Transactions of the Institute of British Geographers

Published online on

Abstract

Scientific research on the microbiome offers an ecological model of the human, comprised of myriad forms of microbial life. The composition and dynamics of this human microbiome are increasingly implicated in discussions of health. Attention has focused on missing microbes and their links to a range of inflammatory and autoimmune diseases. Pathological dysbiosis is understood to result from both the excessive presence and the absence of microbes. Microbial declines have been indexed to modern hygiene and healthcare practices and there is a growing interest in the therapeutic use of beneficial microbes.

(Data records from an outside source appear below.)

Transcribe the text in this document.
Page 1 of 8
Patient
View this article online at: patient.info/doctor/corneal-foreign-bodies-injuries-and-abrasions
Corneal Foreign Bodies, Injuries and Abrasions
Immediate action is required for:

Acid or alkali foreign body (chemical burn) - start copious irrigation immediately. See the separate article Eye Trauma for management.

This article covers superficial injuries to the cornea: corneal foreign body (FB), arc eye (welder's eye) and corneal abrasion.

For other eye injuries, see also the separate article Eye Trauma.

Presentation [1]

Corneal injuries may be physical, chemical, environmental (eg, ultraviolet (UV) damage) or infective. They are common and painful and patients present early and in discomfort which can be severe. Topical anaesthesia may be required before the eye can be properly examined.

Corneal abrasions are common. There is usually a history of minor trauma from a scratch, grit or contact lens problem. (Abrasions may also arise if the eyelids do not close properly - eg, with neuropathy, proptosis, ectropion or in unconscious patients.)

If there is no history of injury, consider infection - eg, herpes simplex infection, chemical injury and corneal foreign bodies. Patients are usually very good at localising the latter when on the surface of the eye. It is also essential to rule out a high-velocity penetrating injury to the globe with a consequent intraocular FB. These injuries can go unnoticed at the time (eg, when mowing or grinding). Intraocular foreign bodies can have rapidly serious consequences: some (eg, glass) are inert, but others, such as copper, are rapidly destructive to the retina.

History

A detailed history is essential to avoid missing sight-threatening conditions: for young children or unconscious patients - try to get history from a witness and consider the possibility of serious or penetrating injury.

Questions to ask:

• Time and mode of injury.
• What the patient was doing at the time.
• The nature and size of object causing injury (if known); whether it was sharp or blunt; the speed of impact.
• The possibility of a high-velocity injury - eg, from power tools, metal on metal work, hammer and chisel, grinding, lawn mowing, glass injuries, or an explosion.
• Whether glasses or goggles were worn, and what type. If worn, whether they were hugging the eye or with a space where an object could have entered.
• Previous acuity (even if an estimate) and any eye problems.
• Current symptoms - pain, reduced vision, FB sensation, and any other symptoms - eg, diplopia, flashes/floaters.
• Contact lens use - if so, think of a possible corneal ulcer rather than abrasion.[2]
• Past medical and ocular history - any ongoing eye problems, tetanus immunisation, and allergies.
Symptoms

This reappraisal of the salutary potential of microbes challenges the negative associations prevalent in health geography and the field of global health. This paper develops relational and multispecies approaches to health geography to examine situations of microbial excess, absence and controlled reintroduction. The analysis focuses on human relations with hookworms. Hookworms are animal members of the microbiome. They co‐evolved with humans, live in us and are understood to manage the human microbiome to enable immunological tolerance. Both the excessive presence and the absence of hookworms can be pathological. They are currently the subjects of concurrent, but spatially discrete, programmes to deworm and reworm a variegated world. Focusing on this seeming spatial paradox, the analysis examines three types of human–hookworm relation: the parasite, the ghost and the mutualist. The conclusion reflects on the implications of this analysis for the human and nonhuman subjects of global health and the microbiopolitics of prevalent forms of antibiotic and probiotic healthcare.